The dissonance has carried into the courtroom. Hina Shamsi, who heads the American Civil Liberties Union’s National Security Project, said the A.C.L.U. has tried twice in federal court — unsuccessfully — to force the government to disclose its legal rationale for the targeted killings and to provide information about collateral damage, which is hard for reporters to obtain in the dangerous, remote places where drones are used.

“The government has refused to provide a detailed legal justification for the program through the courts and to the public, even as government officials make off-the-record and unverifiable statements to the press claiming specific strikes are legal or that civilian casualties have not occurred,” she said. “This undermines both real transparency and the rule of law.”

John O. Brennan, the president’s top aide for counterterrorism, gave a speech last month at Harvard Law School offering a broad outline of the case for using military force against Al Qaeda away from the battlefield.
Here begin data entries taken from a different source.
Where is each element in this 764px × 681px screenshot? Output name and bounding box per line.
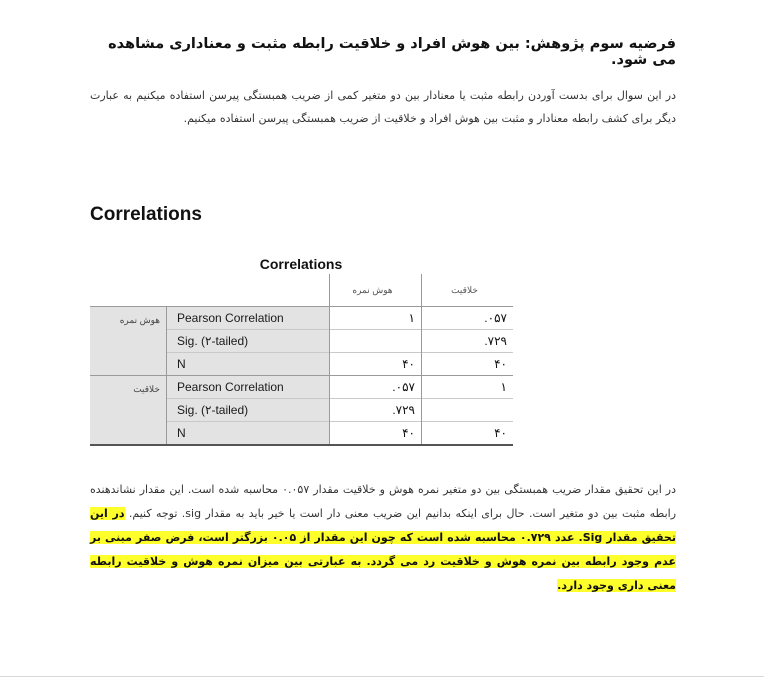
statistic-label: N: [167, 422, 330, 446]
table-cell: ١: [330, 307, 422, 330]
column-header: هوش نمره: [330, 274, 422, 307]
hypothesis-heading: فرضیه سوم پژوهش: بین هوش افراد و خلاقیت رابطه مثبت و معناداری مشاهده می شود.: [108, 36, 676, 68]
section-title: Correlations: [90, 204, 202, 225]
statistic-label: Pearson Correlation: [167, 376, 330, 399]
column-header: خلاقیت: [422, 274, 514, 307]
table-cell: ۴٠: [330, 422, 422, 446]
row-variable-label: هوش نمره: [90, 307, 167, 376]
table-cell: ۴٠: [422, 353, 514, 376]
table-cell: .٧٢٩: [330, 399, 422, 422]
table-caption: Correlations: [259, 256, 343, 272]
table-cell: ۴٠: [330, 353, 422, 376]
statistic-label: Pearson Correlation: [167, 307, 330, 330]
table-cell: ۴٠: [422, 422, 514, 446]
table-cell: .٠۵٧: [422, 307, 514, 330]
conclusion-plain-text: در این تحقیق مقدار ضریب همبستگی بین دو متغیر نمره هوش و خلاقیت مقدار ٠.٠۵٧ محاسبه شده است. این مقدار نشاندهنده رابطه مثبت بین دو متغیر است. حال برای اینکه بدانیم این ضریب معنی دار است یا خیر باید به مقدار sig. توجه کنیم.: [90, 483, 677, 520]
row-variable-label: خلاقیت: [90, 376, 167, 446]
highlighted-conclusion: در این تحقیق مقدار Sig. عدد ٠.٧٢٩ محاسبه شده است که چون این مقدار از ٠.٠۵ بزرگتر است، فرض صفر مبنی بر عدم وجود رابطه بین نمره هوش و خلاقیت رد می گردد. به عبارتی بین میزان نمره هوش و خلاقیت رابطه معنی داری وجود دارد.: [90, 507, 676, 592]
table-cell: ١: [422, 376, 514, 399]
conclusion-paragraph: [90, 478, 676, 598]
table-cell: [422, 399, 514, 422]
page-bottom-divider: [0, 676, 764, 677]
statistic-label: N: [167, 353, 330, 376]
table-cell: .٧٢٩: [422, 330, 514, 353]
table-cell: .٠۵٧: [330, 376, 422, 399]
intro-paragraph: در این سوال برای بدست آوردن رابطه مثبت یا معنادار بین دو متغیر کمی از ضریب همبستگی پیرسن استفاده میکنیم به عبارت دیگر برای کشف رابطه معنادار و مثبت بین هوش افراد و خلاقیت از ضریب همبستگی پیرسن استفاده میکنیم.: [90, 89, 676, 125]
table-cell: [330, 330, 422, 353]
correlations-table: [90, 274, 513, 446]
statistic-label: Sig. (٢-tailed): [167, 330, 330, 353]
statistic-label: Sig. (٢-tailed): [167, 399, 330, 422]
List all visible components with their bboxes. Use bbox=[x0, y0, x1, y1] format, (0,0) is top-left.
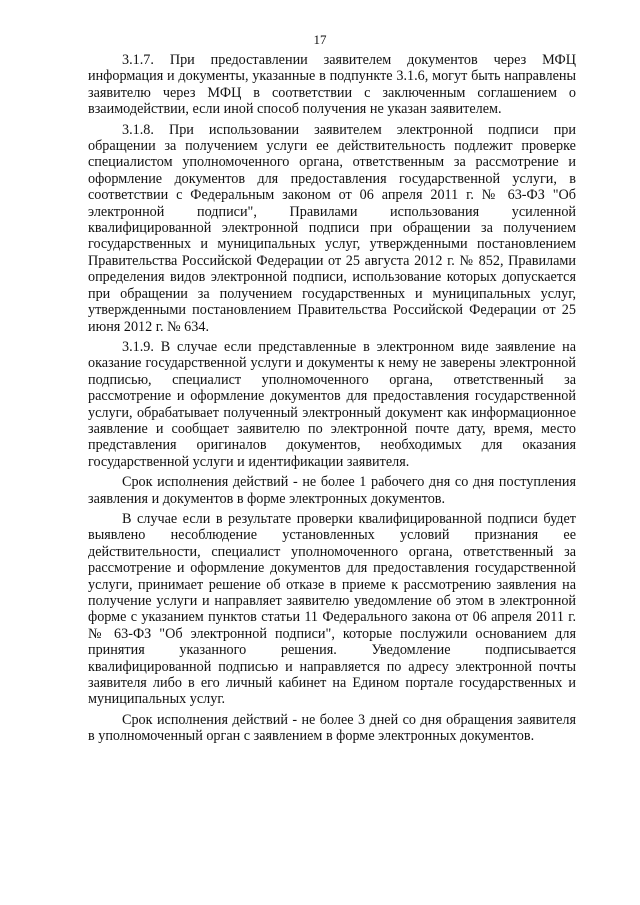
paragraph-deadline-1: Срок исполнения действий - не более 1 рабочего дня со дня поступления заявления и документов в форме электронных документов. bbox=[88, 474, 576, 507]
paragraph-signature-check: В случае если в результате проверки квалифицированной подписи будет выявлено несоблюдение установленных условий признания ее действительности, специалист уполномоченного органа, ответственный за рассмотрение и оформление документов для предоставления государственной услуги, принимает решение об отказе в приеме к рассмотрению заявления на получение услуги и направляет заявителю уведомление об этом в электронной форме с указанием пунктов статьи 11 Федерального закона от 06 апреля 2011 г. № 63-ФЗ "Об электронной подписи", которые послужили основанием для принятия указанного решения. Уведомление подписывается квалифицированной подписью и направляется по адресу электронной почты заявителя либо в его личный кабинет на Едином портале государственных и муниципальных услуг. bbox=[88, 510, 576, 708]
paragraph-deadline-2: Срок исполнения действий - не более 3 дней со дня обращения заявителя в уполномоченный орган с заявлением в форме электронных документов. bbox=[88, 711, 576, 745]
paragraph-3-1-7: 3.1.7. При предоставлении заявителем документов через МФЦ информация и документы, указанные в подпункте 3.1.6, могут быть направлены заявителю через МФЦ в соответствии с заключенным соглашением о взаимодействии, если иной способ получения не указан заявителем. bbox=[88, 52, 576, 118]
paragraph-3-1-9: 3.1.9. В случае если представленные в электронном виде заявление на оказание государственной услуги и документы к нему не заверены электронной подписью, специалист уполномоченного органа, ответственный за рассмотрение и оформление документов для предоставления государственной услуги, обрабатывает полученный электронный документ как информационное заявление и сообщает заявителю по электронной почте дату, время, место представления оригиналов документов, необходимых для оказания государственной услуги и идентификации заявителя. bbox=[88, 338, 576, 470]
paragraph-3-1-8: 3.1.8. При использовании заявителем электронной подписи при обращении за получением услуги ее действительность подлежит проверке специалистом уполномоченного органа, ответственным за рассмотрение и оформление документов для предоставления государственной услуги, в соответствии с Федеральным законом от 06 апреля 2011 г. № 63-ФЗ "Об электронной подписи", Правилами использования усиленной квалифицированной электронной подписи при обращении за получением государственных и муниципальных услуг, утвержденными постановлением Правительства Российской Федерации от 25 августа 2012 г. № 852, Правилами определения видов электронной подписи, использование которых допускается при обращении за получением государственных и муниципальных услуг, утвержденными постановлением Правительства Российской Федерации от 25 июня 2012 г. № 634. bbox=[88, 121, 576, 335]
page-number: 17 bbox=[313, 32, 327, 47]
document-body bbox=[88, 52, 576, 745]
In the question-and-answer period that followed, a questioner ambushed him by asking point-blank: “Does the C.I.A. have a drone program?”

While Mr. Brennan struggled to suppress a smile, he said, “If the agency did have such a program, I’m sure it would be done with the utmost care, precision …” and the next part was garbled by the laughter of the audience.

It can’t be good when the government is reduced to playing coy over such a serious matter. So it is incumbent on The Times to do everything possible to pierce the veil — not to expose operational details that would jeopardize national security, but to force accountability over issues like the legal rationale and civilian casualties.

But what can it do that it hasn’t done? The answer is simply: more and better. Barry Sussman, editor of the Web site NiemanWatchdog.org, suggested the drone program is worth its own beat, which could include on-the-record examination of civil liberties questions, military effectiveness, relations with other nations, Congressional oversight, budget and other facets.

“Solid reporting on these issues could enhance press credibility, countering what might be lost by accepting background briefings,” he said.

The Times says, and with some merit, that it is doing all this. But the fact remains that the government’s exuberance in talking — strictly on its own terms — about the C.I.A. drone strikes is a provocation that must be answered.

The public has a right to know, and assess, the legal rationale for these extraordinary and highly visible state killings. The public should have documented details concerning civilian casualties of the drone strikes. And The Times should do all it can to force this information out into the open.